Having the ability to make just about any plastic part in your house sounded great. Replacement parts for anything in the home, broken or lost parts to kid's toys, designing new bike accessories, model airplane parts, whatever. Even doing some "lost-wax" style aluminum casting would be fun to do. Plus, there is an enormous amount of free 3D models available online for download and printing at Thingiverse among other places. It might even be useful for manufacturing items to sell on ebay.
RepRap is one of the main open source systems out there, and after doing some research, I decided to build a variant called MendelMax 1.5. The idea behind RepRap is that each completed printer can replicate itself by printing components for another printer. MendelMax was attractive because it used industrial aluminum extrusions to build the frame, there is a local industrial salvage company called D&S machined products that has a large inventory for very reasonable prices.
|Mendel Max Illustration from Thingiverse|
Video of someone's Mendel Max 1.5 in action:
Since the MendelMax is just one of the million flavors of RepRap out in the wild, there is some documentation available:
MendelMax 1.5 on Thingiverse
Great Build Log for 1.5
Trinity Lab's outstanding build manual
But, as I found out, a MendelMax 1.5 isn't a uniform species. Everyone has their own tweaks. So, when you order a kit of printed parts from someone, pay very careful attention to exact what hardware you need- it isn't the same from kit to kit. I'm sure it'll change eventually, but right now building a 3D printer is definitely for someone who wants to get their hands dirty and dive into all the details- it's not a plug and play deal.
Since I don't know anyone with a printer, I had to buy the parts. I ordered my kit from Lulzbot.com. They have a polished website, and their customer service was quick to answer questions via e-mail before the purchase. However, their site is a little confusing with many broken links and not a clear BOM to tell you what you need for the 1.5 build. In particular, the kit doesn't include the X-axis parts, and the components to finish the Y axis. If I were to build another with purchased components, I'd probably buy a more complete printed part kit from another source.
I ordered the hardware from McMastercarr.com- lots and lots of metric SHCS, drill rod for ways, etc. Once the build is complete I'll post a complete BOM with sources. I haven't yet decided on which electronic package to use and where to source it.
On to the hardware build:
I purchased some used Bosch 20mm extrusions from D&S. They were in great shape, just a few un-needed holes here and there. I was able to cut them to length using my power miter saw with a standard fine tooth carbide blade. I did clamp the extrusion to the saw and made the cut very slowly. The cut quality turned out almost perfect- I didn't have to do any cleanup filing at all. One of the biggest problems was just finding a metric tape measure- all the majors didn't carry one- Menards, Home Depot, Lowes all lacked a metric tape. Then I remembered that QBP gave away a free tape measure during one of their open houses years ago. I dug it out of my bike toolbox and it worked great.

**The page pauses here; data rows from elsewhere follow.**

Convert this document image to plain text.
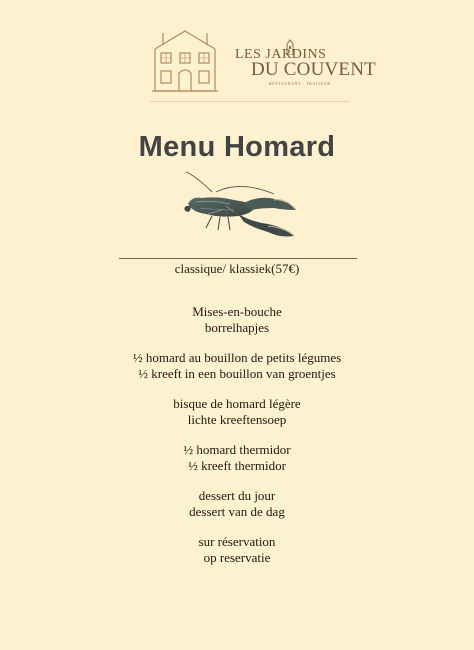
LES JARDINS
DU COUVENT
RESTAURANT · TRAITEUR
Menu Homard
classique/ klassiek(57€)
Mises-en-bouche
borrelhapjes
½ homard au bouillon de petits légumes
½ kreeft in een bouillon van groentjes
bisque de homard légère
lichte kreeftensoep
½ homard thermidor
½ kreeft thermidor
dessert du jour
dessert van de dag
sur réservation
op reservatie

|Cut Quality Illustration|
|300mm and 420mm Extrusions for printer base|
I used the Trinity Labs manual as a guide for assembling the frame. One big difference between their build and the Lulzbot 1.5 design is that Trinity 1.5 uses a linear slide for the Y axis, and the Lulzbot uses two 8mm diameter precision drill rods for the ways. I had to dis-assemble the base so I could insert some additional T-slot nuts to accomidate the Y-axis rod mounts.
Note that all of the black plastic parts seen in the photos are 3D printed ABS parts purchased from Lulzbot.com.
|Assembled MendelMax 1.5 base with Rod mounts in place|
|Y Axis Rod Mount detail|
|Rod Clamps in place|
|Cleaning up Clamp to fit 8mm Drill Rod (don't worry, the skewed angle of the drill is only because I was also holding a camera, it was square when I actually drilled the hole)|
|Test Fit of the 8mm Drill Rod|
|Cutting the drill rod to length using a hack-saw, vise, and plenty of oil|
|Ways in place, with 8mm SDP bushings mounted|
|Y-Axis Idler / Tensioner mounted|
|The screw on the top presses against the base extrusions to add tension to the belt|
Next step after the base was built was to add the upper platform. Yet another Lulzbot annoyance- I found out the they had included 4x of the Lower Vertex (left) mounts, instead of 2x Left and 2x Right. I assembled the platform anyway just so I could get as much assembly done as possible. The Lower Vertex mounts connect the diagonal beams with the base platform. You can see the incorrect part being used on the lower right hand side of the photo- with the "left" component being using on the "right" side.
UPDATE: Lightning fast customer support from Lulzbot- they said they'd ship out the replacement parts today as well as fix the broken links on their 1.5 kit web page.